While officials would be refuting his initial accusations, he brought forth a steady stream of new ones, so the corrections never caught up with the latest blast. He failed to unearth a single confirmed Communist in the government, but he kept the Truman administration in turmoil.
He relied on an army of informers, primarily disgruntled government workers with grievances against their colleagues and superiors. He accused the State Department of deliberately losing the Cold War. 
His briefcase bulged with documents, but he did very little actual research, relying instead on reports (often outdated) from earlier congressional investigations. He exploited the press with great skill, always promising future disclosures to guarantee headlines. McCarthy’s power was the fear he created among his Senate colleagues. Maryland Senator Millard Tydings failed to win reelection after he headed a committee critical of McCarthy’s activities. After that, all the other senators ran scared. 

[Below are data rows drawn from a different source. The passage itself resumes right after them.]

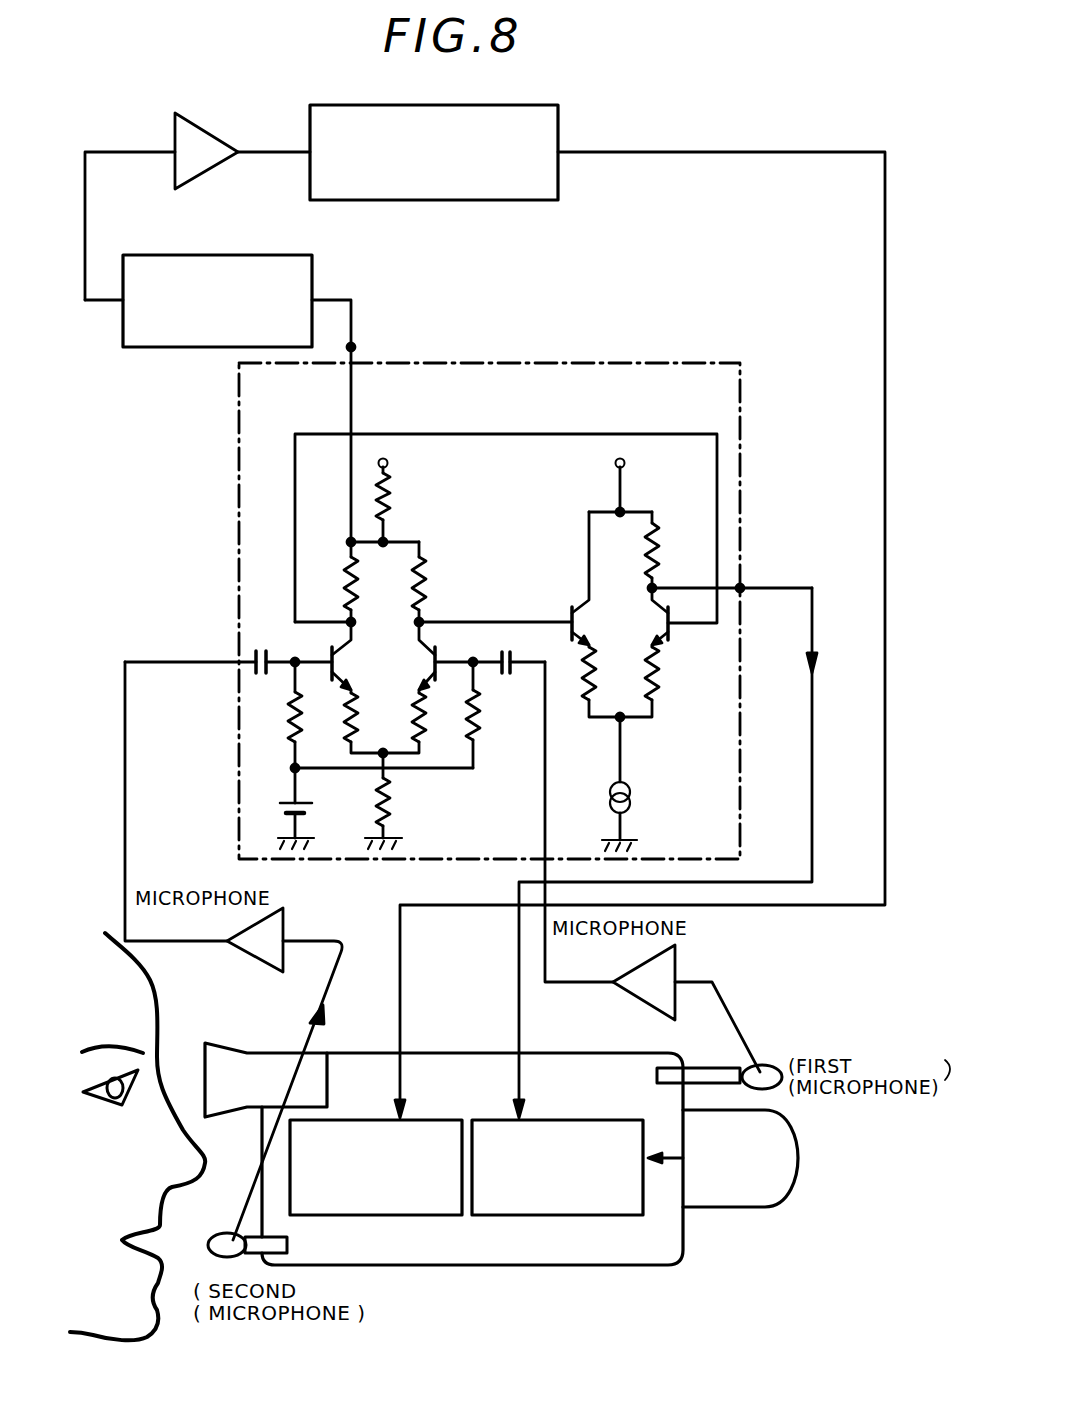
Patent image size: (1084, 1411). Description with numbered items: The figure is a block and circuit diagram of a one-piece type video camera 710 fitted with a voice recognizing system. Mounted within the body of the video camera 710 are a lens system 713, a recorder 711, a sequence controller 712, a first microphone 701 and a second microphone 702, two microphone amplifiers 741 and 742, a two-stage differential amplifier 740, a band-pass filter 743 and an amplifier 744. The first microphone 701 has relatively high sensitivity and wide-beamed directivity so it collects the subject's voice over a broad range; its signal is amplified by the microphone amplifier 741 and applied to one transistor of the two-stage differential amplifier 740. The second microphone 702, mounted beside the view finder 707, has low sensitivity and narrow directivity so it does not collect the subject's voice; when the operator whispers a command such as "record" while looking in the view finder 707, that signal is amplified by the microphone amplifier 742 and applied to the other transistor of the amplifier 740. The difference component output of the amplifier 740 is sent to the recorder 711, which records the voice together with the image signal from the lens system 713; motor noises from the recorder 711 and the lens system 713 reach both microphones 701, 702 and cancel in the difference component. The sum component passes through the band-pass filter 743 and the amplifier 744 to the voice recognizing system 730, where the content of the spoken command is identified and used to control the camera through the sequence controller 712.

The amplifier 744 is at (212, 130).
The voice recognizing system 730 is at (558, 105).
The band-pass filter 743 is at (234, 256).
The two-stage differential amplifier 740 is at (582, 362).
The microphone amplifier 742 is at (258, 962).
The microphone amplifier 741 is at (636, 997).
The view finder 707 is at (268, 1053).
The second microphone 702 is at (222, 1223).
The first microphone 701 is at (745, 1066).
The sequence controller 712 is at (434, 1119).
The recorder 711 is at (563, 1119).
The lens system 713 is at (705, 1207).
The video camera 710 is at (665, 1265).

McCarthy also went after prominent public officials like Secretary of State Dean Acheson calling him the “Red Dean.” He also went after General George Marshall, claiming that he was an agent of Communist conspiracy. The attacks on the wealthy, famous, and privileged won McCarthy a national following. 
He offered a simple solution to the Cold War: defeat the enemy at home rather than continue to engage in costly foreign aid programs and entangling alliances abroad. 

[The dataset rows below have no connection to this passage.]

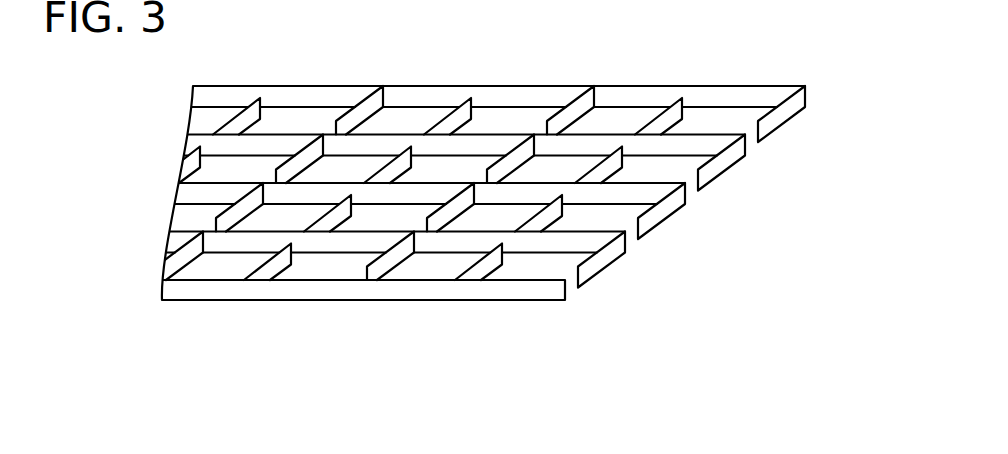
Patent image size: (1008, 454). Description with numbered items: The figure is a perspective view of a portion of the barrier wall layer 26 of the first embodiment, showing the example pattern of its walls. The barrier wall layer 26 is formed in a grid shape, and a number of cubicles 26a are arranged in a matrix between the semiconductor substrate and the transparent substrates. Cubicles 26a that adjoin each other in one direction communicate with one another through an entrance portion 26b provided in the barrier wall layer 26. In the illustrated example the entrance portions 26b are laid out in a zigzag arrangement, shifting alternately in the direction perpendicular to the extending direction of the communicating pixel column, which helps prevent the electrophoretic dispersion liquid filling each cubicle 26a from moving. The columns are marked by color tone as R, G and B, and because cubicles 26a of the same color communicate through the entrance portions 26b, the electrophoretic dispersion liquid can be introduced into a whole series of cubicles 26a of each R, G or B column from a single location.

The barrier wall layer 26 is at (548, 86).
The cubicle 26a is at (726, 107).
The entrance portion 26b is at (474, 97).
The red cubicle column R is at (770, 140).
The green cubicle column G is at (710, 188).
The blue cubicle column B is at (650, 237).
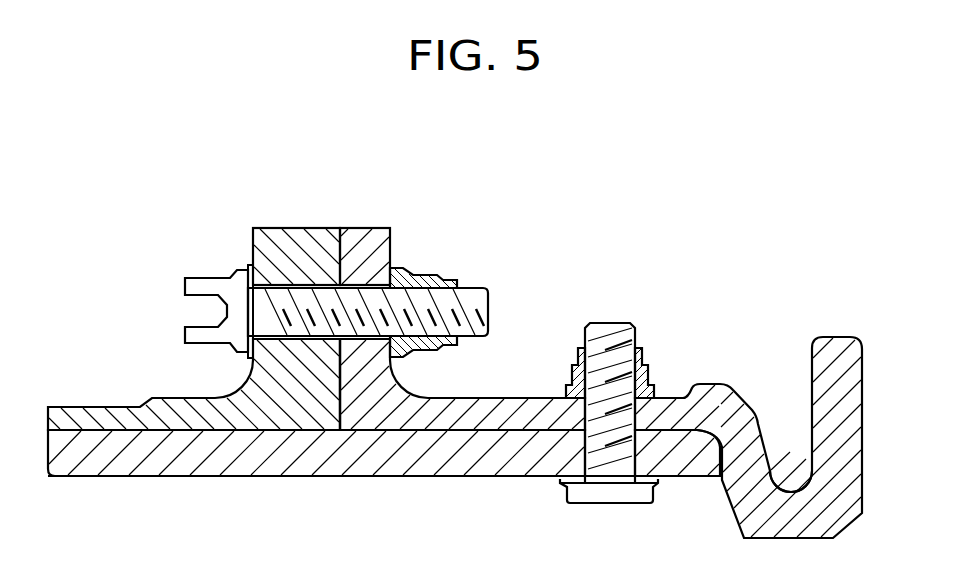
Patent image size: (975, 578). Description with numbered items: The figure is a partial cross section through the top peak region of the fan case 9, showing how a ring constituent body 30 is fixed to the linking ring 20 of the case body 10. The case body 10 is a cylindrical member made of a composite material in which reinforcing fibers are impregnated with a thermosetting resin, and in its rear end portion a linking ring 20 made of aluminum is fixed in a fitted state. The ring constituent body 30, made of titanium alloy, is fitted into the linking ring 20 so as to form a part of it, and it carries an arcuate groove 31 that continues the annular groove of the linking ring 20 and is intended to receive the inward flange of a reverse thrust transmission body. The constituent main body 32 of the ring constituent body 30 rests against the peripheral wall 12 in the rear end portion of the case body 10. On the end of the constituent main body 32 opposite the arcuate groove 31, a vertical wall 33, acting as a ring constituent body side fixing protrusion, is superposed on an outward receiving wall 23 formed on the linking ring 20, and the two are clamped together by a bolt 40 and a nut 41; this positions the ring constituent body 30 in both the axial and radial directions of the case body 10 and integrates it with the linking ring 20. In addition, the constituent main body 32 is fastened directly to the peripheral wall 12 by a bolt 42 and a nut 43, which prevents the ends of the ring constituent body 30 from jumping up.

The fan case 9 is at (354, 200).
The case body 10 is at (203, 480).
The peripheral wall 12 is at (484, 462).
The linking ring 20 is at (97, 407).
The outward receiving wall 23 is at (300, 240).
The ring constituent body 30 is at (863, 387).
The arcuate groove 31 is at (795, 490).
The constituent main body 32 is at (522, 420).
The vertical wall 33 is at (367, 345).
The bolt 40 is at (205, 280).
The nut 41 is at (423, 272).
The bolt 42 is at (610, 492).
The nut 43 is at (660, 372).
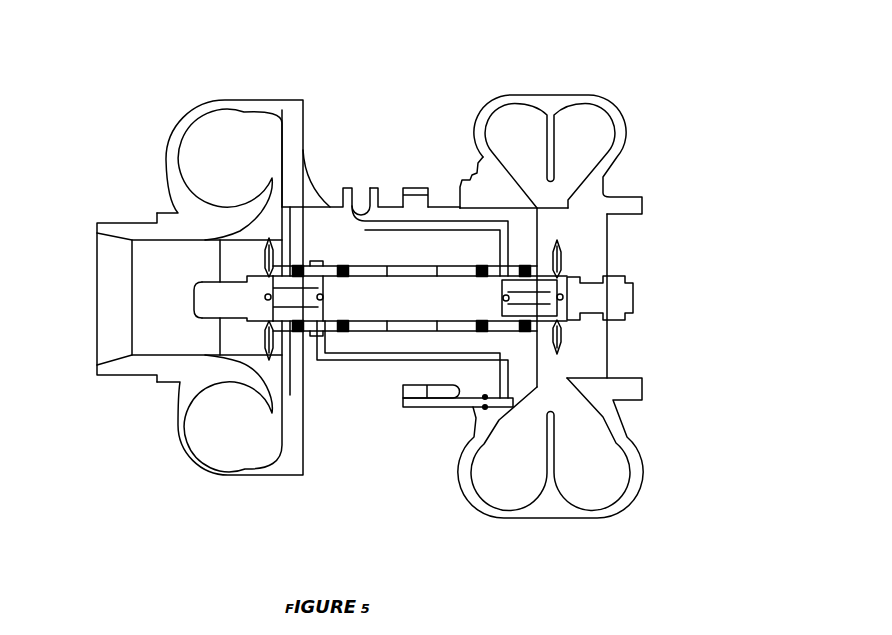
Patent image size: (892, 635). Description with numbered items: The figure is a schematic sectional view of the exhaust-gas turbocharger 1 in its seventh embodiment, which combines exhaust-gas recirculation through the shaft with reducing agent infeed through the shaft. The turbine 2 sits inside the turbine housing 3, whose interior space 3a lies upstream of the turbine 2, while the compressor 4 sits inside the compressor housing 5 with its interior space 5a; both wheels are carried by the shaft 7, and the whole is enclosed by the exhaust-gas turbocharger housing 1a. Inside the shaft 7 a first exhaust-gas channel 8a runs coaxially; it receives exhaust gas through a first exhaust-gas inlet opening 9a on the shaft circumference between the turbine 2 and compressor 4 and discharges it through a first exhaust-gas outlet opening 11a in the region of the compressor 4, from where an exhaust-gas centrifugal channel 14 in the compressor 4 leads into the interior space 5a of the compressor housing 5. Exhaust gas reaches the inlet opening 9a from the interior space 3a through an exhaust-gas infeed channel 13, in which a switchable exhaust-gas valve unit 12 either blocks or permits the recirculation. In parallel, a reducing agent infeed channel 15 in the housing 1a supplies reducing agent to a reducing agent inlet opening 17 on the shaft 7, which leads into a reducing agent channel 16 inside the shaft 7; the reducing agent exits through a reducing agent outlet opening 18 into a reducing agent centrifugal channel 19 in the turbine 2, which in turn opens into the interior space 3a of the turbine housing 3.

The exhaust-gas turbocharger 1 is at (371, 284).
The exhaust-gas turbocharger housing 1a is at (468, 210).
The turbine 2 is at (598, 258).
The turbine housing 3 is at (620, 388).
The interior space of the turbine housing 3a is at (596, 142).
The compressor 4 is at (235, 266).
The compressor housing 5 is at (187, 223).
The interior space of the compressor housing 5a is at (198, 168).
The shaft 7 is at (198, 303).
The first exhaust-gas channel 8a is at (298, 302).
The first exhaust-gas inlet opening 9a is at (323, 297).
The first exhaust-gas outlet opening 11a is at (295, 298).
The switchable exhaust-gas valve unit 12 is at (502, 386).
The exhaust-gas infeed channel 13 is at (448, 408).
The exhaust-gas centrifugal channel 14 is at (272, 258).
The reducing agent infeed channel 15 is at (456, 230).
The reducing agent channel 16 is at (535, 300).
The reducing agent inlet opening 17 is at (500, 298).
The reducing agent outlet opening 18 is at (563, 296).
The reducing agent centrifugal channel 19 is at (562, 345).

GOP leaders thought his attacks were distasteful but continued to encourage him to attack vulnerable Democrats. 

Eisenhower and McCarthy

Eisenhower was less effective in dealing with McCarthy’s continuing witch hunt. Instead of toning down his anticommunist crusade after the Republican victory, McCarthy used his new position as chairman of the Senate Committee on Government Operations as a base for ferreting out Communists on the federal payroll.

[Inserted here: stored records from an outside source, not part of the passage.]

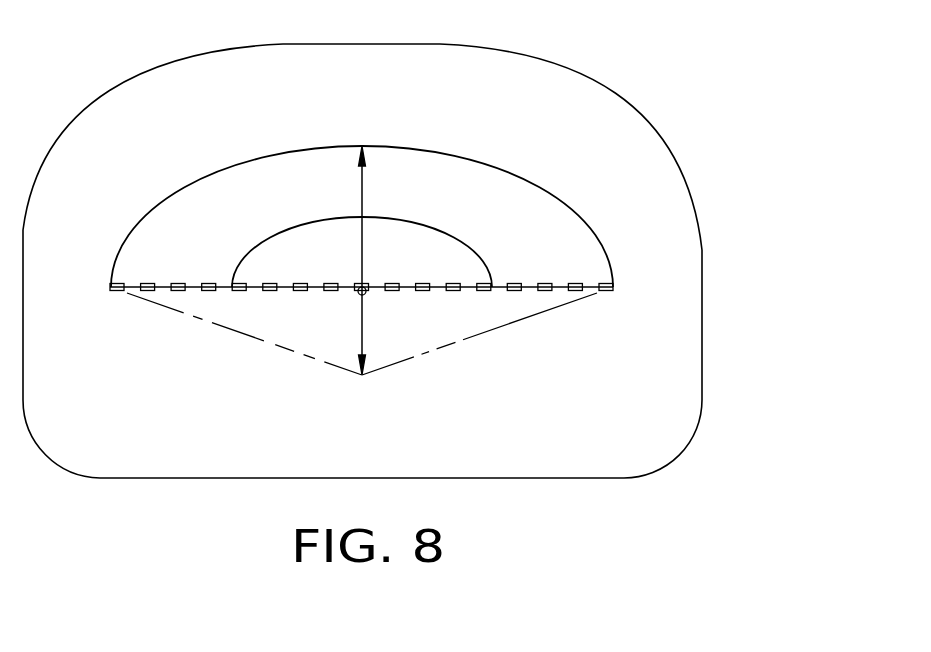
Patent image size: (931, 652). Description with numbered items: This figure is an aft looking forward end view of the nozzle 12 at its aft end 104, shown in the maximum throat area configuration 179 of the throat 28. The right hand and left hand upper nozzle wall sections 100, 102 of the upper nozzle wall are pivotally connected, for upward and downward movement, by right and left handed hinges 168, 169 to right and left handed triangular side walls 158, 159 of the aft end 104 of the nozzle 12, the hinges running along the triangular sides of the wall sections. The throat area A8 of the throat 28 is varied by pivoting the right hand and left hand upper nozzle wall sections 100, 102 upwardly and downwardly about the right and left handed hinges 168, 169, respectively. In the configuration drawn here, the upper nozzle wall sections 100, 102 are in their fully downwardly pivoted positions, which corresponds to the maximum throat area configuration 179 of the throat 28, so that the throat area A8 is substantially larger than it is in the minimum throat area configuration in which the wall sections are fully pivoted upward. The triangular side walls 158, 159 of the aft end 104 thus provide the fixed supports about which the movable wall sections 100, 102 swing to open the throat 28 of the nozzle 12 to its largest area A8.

The nozzle 12 is at (389, 243).
The aft end 104 is at (660, 208).
The throat 28 is at (364, 193).
The maximum throat area configuration 179 is at (385, 308).
The right handed hinge 168 is at (160, 283).
The left handed hinge 169 is at (562, 285).
The right hand upper nozzle wall section 100 is at (262, 340).
The left hand upper nozzle wall section 102 is at (483, 332).
The right handed triangular side wall 158 is at (148, 363).
The left handed triangular side wall 159 is at (535, 357).
The throat area A8 is at (260, 319).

He made a series of charges against foreign affairs agencies and demanded certain books be purged from American information libraries overseas. Eisenhower’s advisors urged him to stop McCarthy. But Ike refused stating, “I will not get into a pissing contest with a skunk.” He hoped the American people would eventually come to their senses. He wanted to give him a long rope to hang himself. 

McCarthy’s Downfall

The Senator finally overreached himself when he uncovered an army dentist suspected of disloyalty and proceeded to attack the upper leadership of the U.S. Army. It culminated in the televised 1954 Army-McCarthy hearings. For six weeks, the senator revealed his crude, bullying behavior to the American people. He was also publicly humiliated by the chief counsel for the army, Joseph Welch, who famously asked "Have you no sense of decency, sir? At long last, have you left no sense of decency?"
Two Republican senators joined the Democrats to bring about the Senate’s censure of McCarthy in 1954. He fell quickly from prominence. He died three years later as a result of alcoholism.